Enrico Castellani, an Italian artist best known for his monochrome canvases stretched over patterns of nails, was formally trained as an architect. Castellani first began making art whilst working in the architectural practice of Franco Bruzzi, who collaborated in his early works. In 1959 Castellani created the seminal Black Surface in Relief (Superficie nera in rilievo) by placing hazelnuts behind a canvas. Since then he continued to reprocess the potent vocabulary established in that work creating unexpected topographies, the nails replacing the hazelnuts in the constructions. These unique works drew on the influence of Lucio Fontana and Arte Povera, and are generally considered to anticipate Minimalism and Conceptual Art.

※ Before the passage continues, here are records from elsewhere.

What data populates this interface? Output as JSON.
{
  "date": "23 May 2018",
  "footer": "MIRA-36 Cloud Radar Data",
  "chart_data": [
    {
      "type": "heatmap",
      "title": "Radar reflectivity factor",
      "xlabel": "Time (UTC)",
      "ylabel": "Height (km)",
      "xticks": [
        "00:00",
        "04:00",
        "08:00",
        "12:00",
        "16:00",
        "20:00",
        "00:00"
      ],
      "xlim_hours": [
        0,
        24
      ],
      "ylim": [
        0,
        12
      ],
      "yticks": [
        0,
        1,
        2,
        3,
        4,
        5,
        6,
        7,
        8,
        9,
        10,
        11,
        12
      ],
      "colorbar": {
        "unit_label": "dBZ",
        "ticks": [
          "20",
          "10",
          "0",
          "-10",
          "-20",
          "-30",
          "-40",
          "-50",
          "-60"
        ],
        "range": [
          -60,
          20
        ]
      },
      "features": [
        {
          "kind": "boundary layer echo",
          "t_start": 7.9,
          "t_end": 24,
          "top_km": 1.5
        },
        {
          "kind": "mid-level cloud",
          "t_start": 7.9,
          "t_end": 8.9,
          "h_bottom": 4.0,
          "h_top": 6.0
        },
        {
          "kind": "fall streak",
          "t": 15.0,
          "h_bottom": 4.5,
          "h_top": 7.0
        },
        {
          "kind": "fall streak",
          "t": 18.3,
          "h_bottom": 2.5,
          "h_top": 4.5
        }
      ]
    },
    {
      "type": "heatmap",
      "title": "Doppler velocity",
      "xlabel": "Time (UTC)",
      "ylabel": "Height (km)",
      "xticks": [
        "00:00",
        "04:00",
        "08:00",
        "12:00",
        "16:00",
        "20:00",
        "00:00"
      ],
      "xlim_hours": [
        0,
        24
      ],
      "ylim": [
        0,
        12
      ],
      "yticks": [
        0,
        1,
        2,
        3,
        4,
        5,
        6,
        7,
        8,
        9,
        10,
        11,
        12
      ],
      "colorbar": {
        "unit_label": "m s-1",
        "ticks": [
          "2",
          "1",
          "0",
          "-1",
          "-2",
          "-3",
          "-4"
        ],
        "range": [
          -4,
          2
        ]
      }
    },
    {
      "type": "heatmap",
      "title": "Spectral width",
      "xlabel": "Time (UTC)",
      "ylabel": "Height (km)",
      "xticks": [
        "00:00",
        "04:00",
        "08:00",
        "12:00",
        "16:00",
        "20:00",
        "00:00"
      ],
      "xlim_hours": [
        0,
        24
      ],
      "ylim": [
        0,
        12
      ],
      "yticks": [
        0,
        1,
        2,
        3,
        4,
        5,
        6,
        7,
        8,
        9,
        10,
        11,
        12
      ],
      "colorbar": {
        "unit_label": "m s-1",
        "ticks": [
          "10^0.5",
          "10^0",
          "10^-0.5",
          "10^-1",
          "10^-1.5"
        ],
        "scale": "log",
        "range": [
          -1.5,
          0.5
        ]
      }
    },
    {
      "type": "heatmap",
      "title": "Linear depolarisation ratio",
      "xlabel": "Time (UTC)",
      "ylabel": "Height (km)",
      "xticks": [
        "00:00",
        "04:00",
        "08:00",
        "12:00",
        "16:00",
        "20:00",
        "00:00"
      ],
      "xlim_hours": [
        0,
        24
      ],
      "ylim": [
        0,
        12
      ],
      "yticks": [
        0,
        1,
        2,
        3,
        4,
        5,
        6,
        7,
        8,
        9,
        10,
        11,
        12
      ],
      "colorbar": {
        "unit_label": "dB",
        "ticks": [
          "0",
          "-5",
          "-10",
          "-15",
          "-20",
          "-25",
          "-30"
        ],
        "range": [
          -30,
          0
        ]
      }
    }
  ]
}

Castellani has been credited with 'liberating' the painted surface, although he also worked in other media, including paper into which he would emboss rythmic patterns.
Castellani has represented Italy at the Venice Biennale, and his work has been shown at MoMA and the Solomon R. Guggenheim Museum in New York, and the Centre Georges Pompidou, Paris. Retrospective exhibitions of his work have been held at The Pushkin Museum of Fine Arts, Moscow, Russia; Kettle's Yard in Cambridge; The Fondazione Prada in Milan; Galleria Civica di Arte Contemporanea in Trento; Palazzo Fabroni in Pistoia. Castellani received the Praemium Imperiale for Painting in 2010, the first Italian artist to be awarded this honour.